Bentuk rumah jengki yang unik dan aneh bukan tanpa alasan. Menurut Budi, bentuk rumah itu sebenarnya merupakan solusi terhadap permasalahan teknis bangunan, terutama untuk talang pada atap rumah. Biasanya talang dibuat horizontal dengan sedikit miring. Itu membuat kotoran kerap tersangkut di sambungan atau tekukan talang sehingga menghambat laju air. Jengki mengubahnya dengan kemiringan maksimal guna memperlancar aliran air. Beberapa bagian bangunan kemudian menyesuaikan kemiringan talang tersebut, sehingga terciptalah rumah bergaya jengki. "Ini solusi rasional untuk permasalahan teknis yang dibuat dengan estetika," ucapnya.

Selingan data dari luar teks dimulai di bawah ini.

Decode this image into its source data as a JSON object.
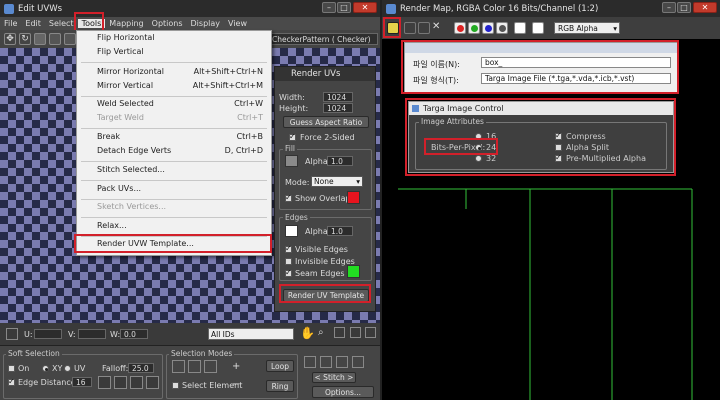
{
  "edit_uvws": {
    "title": "Edit UVWs",
    "menu": [
      "File",
      "Edit",
      "Select",
      "Tools",
      "Mapping",
      "Options",
      "Display",
      "View"
    ],
    "checker_pattern": "CheckerPattern ( Checker)",
    "tools_menu": {
      "items": [
        {
          "label": "Flip Horizontal",
          "shortcut": ""
        },
        {
          "label": "Flip Vertical",
          "shortcut": ""
        },
        {
          "label": "Mirror Horizontal",
          "shortcut": "Alt+Shift+Ctrl+N"
        },
        {
          "label": "Mirror Vertical",
          "shortcut": "Alt+Shift+Ctrl+M"
        },
        {
          "label": "Weld Selected",
          "shortcut": "Ctrl+W"
        },
        {
          "label": "Target Weld",
          "shortcut": "Ctrl+T"
        },
        {
          "label": "Break",
          "shortcut": "Ctrl+B"
        },
        {
          "label": "Detach Edge Verts",
          "shortcut": "D, Ctrl+D"
        },
        {
          "label": "Stitch Selected...",
          "shortcut": ""
        },
        {
          "label": "Pack UVs...",
          "shortcut": ""
        },
        {
          "label": "Sketch Vertices...",
          "shortcut": ""
        },
        {
          "label": "Relax...",
          "shortcut": ""
        },
        {
          "label": "Render UVW Template...",
          "shortcut": ""
        }
      ]
    },
    "bottom_bar": {
      "u_label": "U:",
      "v_label": "V:",
      "w_label": "W:",
      "w_value": "0.0",
      "all_ids": "All IDs"
    },
    "soft_selection": {
      "title": "Soft Selection",
      "on": "On",
      "xy": "XY",
      "uv": "UV",
      "falloff_label": "Falloff:",
      "falloff_value": "25.0",
      "edge_distance": "Edge Distance",
      "edge_value": "16"
    },
    "selection_modes": {
      "title": "Selection Modes",
      "select_element": "Select Element",
      "loop": "Loop",
      "ring": "Ring"
    },
    "stitch": {
      "label": "< Stitch >",
      "options": "Options..."
    }
  },
  "render_uvs": {
    "title": "Render UVs",
    "width_label": "Width:",
    "width_value": "1024",
    "height_label": "Height:",
    "height_value": "1024",
    "guess_aspect": "Guess Aspect Ratio",
    "force_2sided": "Force 2-Sided",
    "fill": {
      "title": "Fill",
      "alpha_label": "Alpha:",
      "alpha_value": "1.0",
      "mode_label": "Mode:",
      "mode_value": "None",
      "show_overlap": "Show Overlap ..."
    },
    "edges": {
      "title": "Edges",
      "alpha_label": "Alpha:",
      "alpha_value": "1.0",
      "visible": "Visible Edges",
      "invisible": "Invisible Edges",
      "seam": "Seam Edges"
    },
    "render_button": "Render UV Template",
    "overlap_color": "#e8141e",
    "seam_color": "#22dd22"
  },
  "render_map": {
    "title": "Render Map, RGBA Color 16 Bits/Channel (1:2)",
    "channel": "RGB Alpha",
    "file_name_label": "파일 이름(N):",
    "file_name_value": "box_",
    "file_type_label": "파일 형식(T):",
    "file_type_value": "Targa Image File (*.tga,*.vda,*.icb,*.vst)"
  },
  "targa": {
    "title": "Targa Image Control",
    "attributes": "Image Attributes",
    "bits_label": "Bits-Per-Pixel:",
    "bits": [
      "16",
      "24",
      "32"
    ],
    "compress": "Compress",
    "alpha_split": "Alpha Split",
    "premultiplied": "Pre-Multiplied Alpha"
  },
  "colors": {
    "highlight": "#d2202a",
    "uv_lines": "#34c23a"
  }
}
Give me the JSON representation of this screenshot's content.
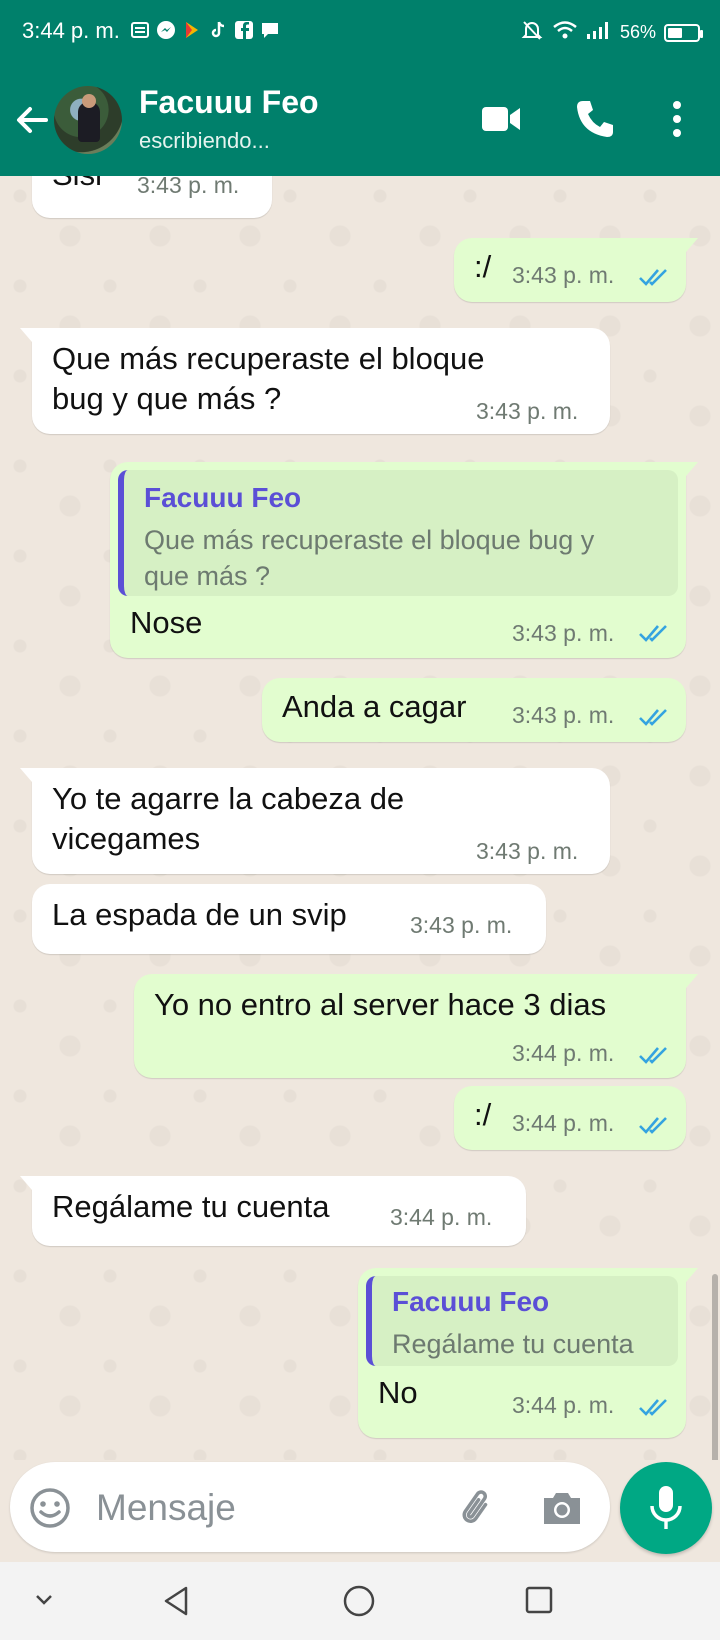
{
  "status_bar": {
    "time": "3:44 p. m.",
    "battery": "56%",
    "battery_level": 0.56
  },
  "header": {
    "contact_name": "Facuuu Feo",
    "contact_status": "escribiendo..."
  },
  "messages": [
    {
      "text": "Sisi",
      "time": "3:43 p. m."
    },
    {
      "text": ":/",
      "time": "3:43 p. m."
    },
    {
      "line1": "Que más recuperaste el bloque",
      "line2": "bug y que más ?",
      "time": "3:43 p. m."
    },
    {
      "quote_name": "Facuuu Feo",
      "quote_line1": "Que más recuperaste el bloque bug y",
      "quote_line2": "que más ?",
      "text": "Nose",
      "time": "3:43 p. m."
    },
    {
      "text": "Anda  a cagar",
      "time": "3:43 p. m."
    },
    {
      "line1": "Yo te agarre la cabeza de",
      "line2": "vicegames",
      "time": "3:43 p. m."
    },
    {
      "text": "La espada de un svip",
      "time": "3:43 p. m."
    },
    {
      "text": "Yo no entro al server hace 3 dias",
      "time": "3:44 p. m."
    },
    {
      "text": ":/",
      "time": "3:44 p. m."
    },
    {
      "text": "Regálame tu cuenta",
      "time": "3:44 p. m."
    },
    {
      "quote_name": "Facuuu Feo",
      "quote_text": "Regálame tu cuenta",
      "text": "No",
      "time": "3:44 p. m."
    }
  ],
  "composer": {
    "placeholder": "Mensaje"
  },
  "colors": {
    "header": "#00806b",
    "outgoing_bubble": "#e2fdcf",
    "incoming_bubble": "#ffffff",
    "read_ticks": "#34a3e0",
    "quote_accent": "#5b4fd6",
    "mic_button": "#00a884"
  },
  "icons": {
    "header": [
      "back-arrow-icon",
      "video-call-icon",
      "phone-icon",
      "more-options-icon"
    ],
    "composer": [
      "emoji-icon",
      "attach-icon",
      "camera-icon",
      "mic-icon"
    ],
    "navigation": [
      "collapse-icon",
      "back-icon",
      "home-icon",
      "recents-icon"
    ]
  }
}
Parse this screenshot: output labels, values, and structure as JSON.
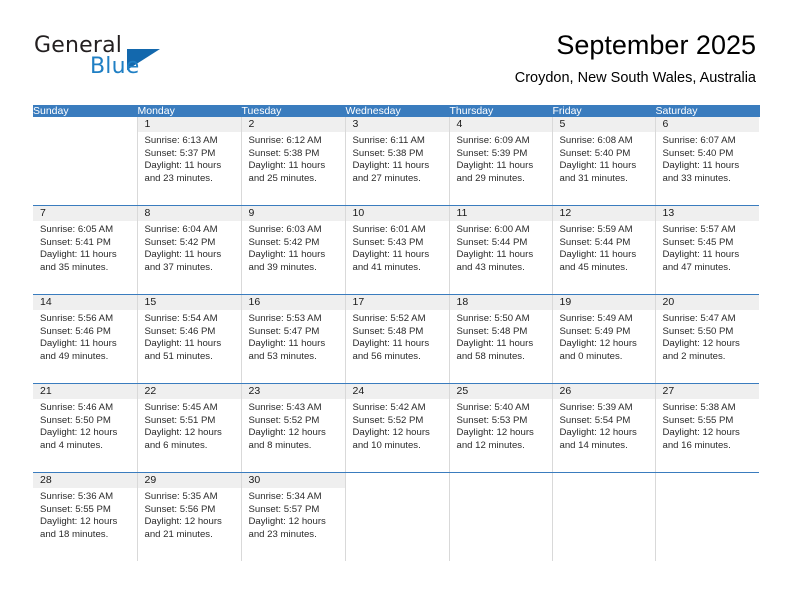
{
  "brand": {
    "name_part1": "General",
    "name_part2": "Blue",
    "triangle_icon": "triangle-icon",
    "accent_color": "#1368ad",
    "blue_text_color": "#1f7fc4"
  },
  "header": {
    "title": "September 2025",
    "subtitle": "Croydon, New South Wales, Australia"
  },
  "calendar": {
    "header_bg": "#3a7cbe",
    "daynum_band_bg": "#efefef",
    "weekday_headers": [
      "Sunday",
      "Monday",
      "Tuesday",
      "Wednesday",
      "Thursday",
      "Friday",
      "Saturday"
    ],
    "weeks": [
      [
        {
          "day": "",
          "sunrise": "",
          "sunset": "",
          "daylight": "",
          "empty": true
        },
        {
          "day": "1",
          "sunrise": "Sunrise: 6:13 AM",
          "sunset": "Sunset: 5:37 PM",
          "daylight": "Daylight: 11 hours and 23 minutes."
        },
        {
          "day": "2",
          "sunrise": "Sunrise: 6:12 AM",
          "sunset": "Sunset: 5:38 PM",
          "daylight": "Daylight: 11 hours and 25 minutes."
        },
        {
          "day": "3",
          "sunrise": "Sunrise: 6:11 AM",
          "sunset": "Sunset: 5:38 PM",
          "daylight": "Daylight: 11 hours and 27 minutes."
        },
        {
          "day": "4",
          "sunrise": "Sunrise: 6:09 AM",
          "sunset": "Sunset: 5:39 PM",
          "daylight": "Daylight: 11 hours and 29 minutes."
        },
        {
          "day": "5",
          "sunrise": "Sunrise: 6:08 AM",
          "sunset": "Sunset: 5:40 PM",
          "daylight": "Daylight: 11 hours and 31 minutes."
        },
        {
          "day": "6",
          "sunrise": "Sunrise: 6:07 AM",
          "sunset": "Sunset: 5:40 PM",
          "daylight": "Daylight: 11 hours and 33 minutes."
        }
      ],
      [
        {
          "day": "7",
          "sunrise": "Sunrise: 6:05 AM",
          "sunset": "Sunset: 5:41 PM",
          "daylight": "Daylight: 11 hours and 35 minutes."
        },
        {
          "day": "8",
          "sunrise": "Sunrise: 6:04 AM",
          "sunset": "Sunset: 5:42 PM",
          "daylight": "Daylight: 11 hours and 37 minutes."
        },
        {
          "day": "9",
          "sunrise": "Sunrise: 6:03 AM",
          "sunset": "Sunset: 5:42 PM",
          "daylight": "Daylight: 11 hours and 39 minutes."
        },
        {
          "day": "10",
          "sunrise": "Sunrise: 6:01 AM",
          "sunset": "Sunset: 5:43 PM",
          "daylight": "Daylight: 11 hours and 41 minutes."
        },
        {
          "day": "11",
          "sunrise": "Sunrise: 6:00 AM",
          "sunset": "Sunset: 5:44 PM",
          "daylight": "Daylight: 11 hours and 43 minutes."
        },
        {
          "day": "12",
          "sunrise": "Sunrise: 5:59 AM",
          "sunset": "Sunset: 5:44 PM",
          "daylight": "Daylight: 11 hours and 45 minutes."
        },
        {
          "day": "13",
          "sunrise": "Sunrise: 5:57 AM",
          "sunset": "Sunset: 5:45 PM",
          "daylight": "Daylight: 11 hours and 47 minutes."
        }
      ],
      [
        {
          "day": "14",
          "sunrise": "Sunrise: 5:56 AM",
          "sunset": "Sunset: 5:46 PM",
          "daylight": "Daylight: 11 hours and 49 minutes."
        },
        {
          "day": "15",
          "sunrise": "Sunrise: 5:54 AM",
          "sunset": "Sunset: 5:46 PM",
          "daylight": "Daylight: 11 hours and 51 minutes."
        },
        {
          "day": "16",
          "sunrise": "Sunrise: 5:53 AM",
          "sunset": "Sunset: 5:47 PM",
          "daylight": "Daylight: 11 hours and 53 minutes."
        },
        {
          "day": "17",
          "sunrise": "Sunrise: 5:52 AM",
          "sunset": "Sunset: 5:48 PM",
          "daylight": "Daylight: 11 hours and 56 minutes."
        },
        {
          "day": "18",
          "sunrise": "Sunrise: 5:50 AM",
          "sunset": "Sunset: 5:48 PM",
          "daylight": "Daylight: 11 hours and 58 minutes."
        },
        {
          "day": "19",
          "sunrise": "Sunrise: 5:49 AM",
          "sunset": "Sunset: 5:49 PM",
          "daylight": "Daylight: 12 hours and 0 minutes."
        },
        {
          "day": "20",
          "sunrise": "Sunrise: 5:47 AM",
          "sunset": "Sunset: 5:50 PM",
          "daylight": "Daylight: 12 hours and 2 minutes."
        }
      ],
      [
        {
          "day": "21",
          "sunrise": "Sunrise: 5:46 AM",
          "sunset": "Sunset: 5:50 PM",
          "daylight": "Daylight: 12 hours and 4 minutes."
        },
        {
          "day": "22",
          "sunrise": "Sunrise: 5:45 AM",
          "sunset": "Sunset: 5:51 PM",
          "daylight": "Daylight: 12 hours and 6 minutes."
        },
        {
          "day": "23",
          "sunrise": "Sunrise: 5:43 AM",
          "sunset": "Sunset: 5:52 PM",
          "daylight": "Daylight: 12 hours and 8 minutes."
        },
        {
          "day": "24",
          "sunrise": "Sunrise: 5:42 AM",
          "sunset": "Sunset: 5:52 PM",
          "daylight": "Daylight: 12 hours and 10 minutes."
        },
        {
          "day": "25",
          "sunrise": "Sunrise: 5:40 AM",
          "sunset": "Sunset: 5:53 PM",
          "daylight": "Daylight: 12 hours and 12 minutes."
        },
        {
          "day": "26",
          "sunrise": "Sunrise: 5:39 AM",
          "sunset": "Sunset: 5:54 PM",
          "daylight": "Daylight: 12 hours and 14 minutes."
        },
        {
          "day": "27",
          "sunrise": "Sunrise: 5:38 AM",
          "sunset": "Sunset: 5:55 PM",
          "daylight": "Daylight: 12 hours and 16 minutes."
        }
      ],
      [
        {
          "day": "28",
          "sunrise": "Sunrise: 5:36 AM",
          "sunset": "Sunset: 5:55 PM",
          "daylight": "Daylight: 12 hours and 18 minutes."
        },
        {
          "day": "29",
          "sunrise": "Sunrise: 5:35 AM",
          "sunset": "Sunset: 5:56 PM",
          "daylight": "Daylight: 12 hours and 21 minutes."
        },
        {
          "day": "30",
          "sunrise": "Sunrise: 5:34 AM",
          "sunset": "Sunset: 5:57 PM",
          "daylight": "Daylight: 12 hours and 23 minutes."
        },
        {
          "day": "",
          "sunrise": "",
          "sunset": "",
          "daylight": "",
          "empty": true
        },
        {
          "day": "",
          "sunrise": "",
          "sunset": "",
          "daylight": "",
          "empty": true
        },
        {
          "day": "",
          "sunrise": "",
          "sunset": "",
          "daylight": "",
          "empty": true
        },
        {
          "day": "",
          "sunrise": "",
          "sunset": "",
          "daylight": "",
          "empty": true
        }
      ]
    ]
  }
}
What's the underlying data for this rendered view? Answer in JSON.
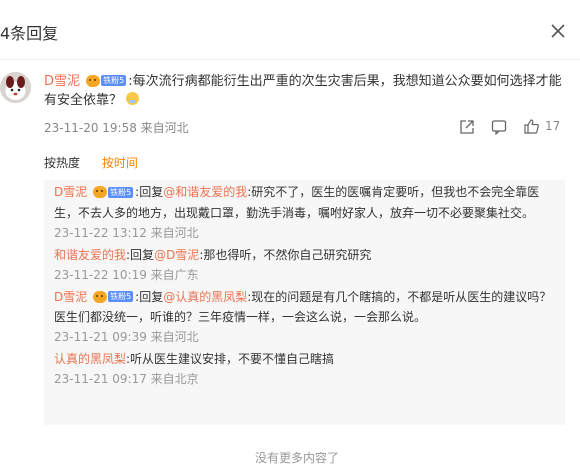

Pada mulanya rumah-rumah di Jalan Pakubuwono VI tak disebut sebagai bangunan dengan gaya arsitektur jengki. Peneliti arsitektur jengki IAI sekaligus koordinator komunitas Arsitektur Jengki Indonesia, Mohammad Cahyo Novianto, pernah mewawancarai Kwee Hin Goan, yang kini tinggal di Belanda. Kwee salah seorang pendiri IAI yang pernah bekerja dengan Job & Sprey dan terlibat dalam proyek pembangunan perumahan jengki di Jalan Pakubuwono VI. Dalam wawancara di Belgia pada akhir tahun lalu itu, Kwee menyatakan para perancang perumahan itu tak pernah menyebut kata "jengki". "Disebut arsitektur modern saja," kata Cahyo, Selasa pekan lalu.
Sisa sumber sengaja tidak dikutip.